At one point, David Moodey lights the stage full of smoke in a way that is unbelievably affecting. More than anything, that luminous hazy void made me feel Ashley’s absence. Hearing his voice playing out onto a stage that was empty except for smoke had the uncanny feeling of attending a séance. Paxton’s choreography, on the other hand, by remaining grounded in the everyday world, reminded me how good Ashley was at focusing his attention on the world outside his New York window, or in his past experiences in the midwest and California – and established a painful contrast to the work that was at hand. (Do we really need to hear what a white, American octogenarian has to say about Asia? There are, after all, plenty of people in Asia who could maybe do that job for us.) At its best moments, the text provides some moving reflections on the author’s mortality – signing off, as it were, catching his flight without luggage. The challenge, though, is to view these sections as if this were not his last opera. If this is just an opera by Robert Ashley, would I feel as worked up? Would I feel just as sad? Am I being manipulated? Are those moments really that different from any of the other meditations on aging and death in his other operas? More than anything else, the “surfacing” Ashley was searching for in the ’80s– where viewer and work seem to encounter each other at random, in the street – precludes the kind of catharsis that the conclusion to Quicksand’s trades in so heavily. Did Ashley wait until the final moment to get all maudlin on us?

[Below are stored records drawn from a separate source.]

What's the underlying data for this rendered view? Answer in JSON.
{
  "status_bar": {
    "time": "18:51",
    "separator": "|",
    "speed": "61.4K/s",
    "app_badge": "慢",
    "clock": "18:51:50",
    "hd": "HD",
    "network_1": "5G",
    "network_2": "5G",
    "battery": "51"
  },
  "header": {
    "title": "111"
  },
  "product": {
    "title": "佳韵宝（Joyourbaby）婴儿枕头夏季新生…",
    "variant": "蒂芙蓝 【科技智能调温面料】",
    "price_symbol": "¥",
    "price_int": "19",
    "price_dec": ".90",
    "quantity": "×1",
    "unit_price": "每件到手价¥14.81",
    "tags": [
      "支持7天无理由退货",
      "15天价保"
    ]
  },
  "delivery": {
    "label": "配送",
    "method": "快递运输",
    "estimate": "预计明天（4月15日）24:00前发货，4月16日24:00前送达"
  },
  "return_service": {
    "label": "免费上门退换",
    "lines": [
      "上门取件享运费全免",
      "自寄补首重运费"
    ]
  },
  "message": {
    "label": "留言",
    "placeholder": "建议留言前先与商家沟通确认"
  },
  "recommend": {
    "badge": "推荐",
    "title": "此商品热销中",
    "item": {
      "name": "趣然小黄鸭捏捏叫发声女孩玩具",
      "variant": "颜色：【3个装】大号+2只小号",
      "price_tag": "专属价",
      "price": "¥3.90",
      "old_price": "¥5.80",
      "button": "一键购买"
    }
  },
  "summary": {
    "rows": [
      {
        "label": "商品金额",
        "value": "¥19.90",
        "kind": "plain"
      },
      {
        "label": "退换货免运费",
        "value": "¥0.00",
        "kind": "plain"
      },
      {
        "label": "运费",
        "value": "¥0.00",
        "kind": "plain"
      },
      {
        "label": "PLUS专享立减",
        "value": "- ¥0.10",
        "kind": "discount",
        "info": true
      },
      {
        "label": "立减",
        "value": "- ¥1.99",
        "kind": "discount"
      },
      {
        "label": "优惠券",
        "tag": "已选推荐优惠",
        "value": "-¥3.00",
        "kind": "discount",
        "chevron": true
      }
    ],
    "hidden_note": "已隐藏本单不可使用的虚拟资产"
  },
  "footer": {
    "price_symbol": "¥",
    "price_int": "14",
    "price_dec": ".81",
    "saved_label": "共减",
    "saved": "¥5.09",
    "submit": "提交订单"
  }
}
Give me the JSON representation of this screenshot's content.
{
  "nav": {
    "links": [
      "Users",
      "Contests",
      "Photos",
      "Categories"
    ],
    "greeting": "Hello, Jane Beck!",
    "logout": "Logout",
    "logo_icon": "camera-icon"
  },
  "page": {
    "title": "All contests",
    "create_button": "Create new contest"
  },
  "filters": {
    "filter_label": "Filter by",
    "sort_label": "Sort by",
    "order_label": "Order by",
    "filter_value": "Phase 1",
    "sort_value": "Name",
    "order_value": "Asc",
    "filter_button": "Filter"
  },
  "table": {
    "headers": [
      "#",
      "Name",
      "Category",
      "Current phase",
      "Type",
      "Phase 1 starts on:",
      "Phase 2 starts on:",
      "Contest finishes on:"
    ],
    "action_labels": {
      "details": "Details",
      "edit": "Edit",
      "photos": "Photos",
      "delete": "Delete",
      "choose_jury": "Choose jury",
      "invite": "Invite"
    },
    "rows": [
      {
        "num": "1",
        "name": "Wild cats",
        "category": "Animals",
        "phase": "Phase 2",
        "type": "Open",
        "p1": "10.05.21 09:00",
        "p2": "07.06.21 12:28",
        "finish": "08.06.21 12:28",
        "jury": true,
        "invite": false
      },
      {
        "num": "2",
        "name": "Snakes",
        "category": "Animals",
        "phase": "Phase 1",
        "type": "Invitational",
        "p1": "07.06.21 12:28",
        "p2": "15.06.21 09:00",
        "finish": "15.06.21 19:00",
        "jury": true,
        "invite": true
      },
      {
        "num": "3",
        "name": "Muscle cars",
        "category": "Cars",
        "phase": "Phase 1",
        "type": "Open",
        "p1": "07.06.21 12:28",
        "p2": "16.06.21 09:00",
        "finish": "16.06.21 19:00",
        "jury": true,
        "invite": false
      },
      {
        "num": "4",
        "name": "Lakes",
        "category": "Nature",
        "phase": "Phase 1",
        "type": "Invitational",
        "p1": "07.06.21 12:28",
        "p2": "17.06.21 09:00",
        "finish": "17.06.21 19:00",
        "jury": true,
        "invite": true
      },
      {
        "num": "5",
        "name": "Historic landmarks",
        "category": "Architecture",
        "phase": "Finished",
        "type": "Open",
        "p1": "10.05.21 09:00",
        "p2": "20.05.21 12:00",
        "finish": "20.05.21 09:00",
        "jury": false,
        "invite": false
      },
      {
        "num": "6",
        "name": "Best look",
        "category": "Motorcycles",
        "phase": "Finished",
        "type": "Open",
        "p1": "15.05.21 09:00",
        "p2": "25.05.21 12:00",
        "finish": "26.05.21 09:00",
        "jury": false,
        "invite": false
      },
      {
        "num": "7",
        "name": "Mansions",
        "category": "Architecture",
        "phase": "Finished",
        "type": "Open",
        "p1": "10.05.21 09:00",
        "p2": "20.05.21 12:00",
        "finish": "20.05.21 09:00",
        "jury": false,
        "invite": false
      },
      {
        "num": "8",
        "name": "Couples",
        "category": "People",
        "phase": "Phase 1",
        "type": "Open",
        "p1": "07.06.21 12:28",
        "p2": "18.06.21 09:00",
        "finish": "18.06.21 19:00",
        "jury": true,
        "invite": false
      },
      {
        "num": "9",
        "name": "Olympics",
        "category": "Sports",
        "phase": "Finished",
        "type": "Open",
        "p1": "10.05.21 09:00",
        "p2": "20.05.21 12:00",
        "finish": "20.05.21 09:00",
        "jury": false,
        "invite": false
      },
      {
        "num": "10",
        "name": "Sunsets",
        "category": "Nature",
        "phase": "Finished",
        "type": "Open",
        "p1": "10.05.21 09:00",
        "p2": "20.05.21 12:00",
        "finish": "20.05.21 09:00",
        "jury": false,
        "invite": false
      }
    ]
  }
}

I have the feeling that, in vaults somewhere in New York, there are hours and hours of recordings of Ashley’s talking. Which means there could well be productions and revivals of his works, featuring his own unique sing-song talking voice, for years to come. If I’m wrong, if after Quicksand, the vault is now empty, Waterman has groomed his own oral instrument into a very reasonable facsimile. In this scenario, it seems fitting that of any other American vocal performers who might rival Ashley, Elvis comes closest, because of how his work posthumously relies on impersonators. Other than as a scholarly exercise or to promote awareness of his oeuvre, I find myself siding with the old Robert Ashley – the recordings are enough – Ashley without Ashley really lacks, well, Ashley.

In grad school, I attempted to cover Perfect Lives. By the time I got clear of the haze of Ashley’s influence on my own enunciation and phrasing, when I was speaking as much like myself as the material would allow, I can’t say I improved or even reinterpreted the work – the score was curved too closely around the way he talked. The best that I could say is that some people saw the work who had not seen it before and that I had affected an odd kind of evangelism. So maybe another aspect of Elvis — the artist as religious figure — is appearing on the horizon for the work of Robert Ashley as well. And like fans of Elvis who make pilgrimages to Graceland, I will likely see every single performance of Ashley’s work that I can in the years to come, despite my reservations about re-performance. The material itself is too good to let any shadow of it slip by.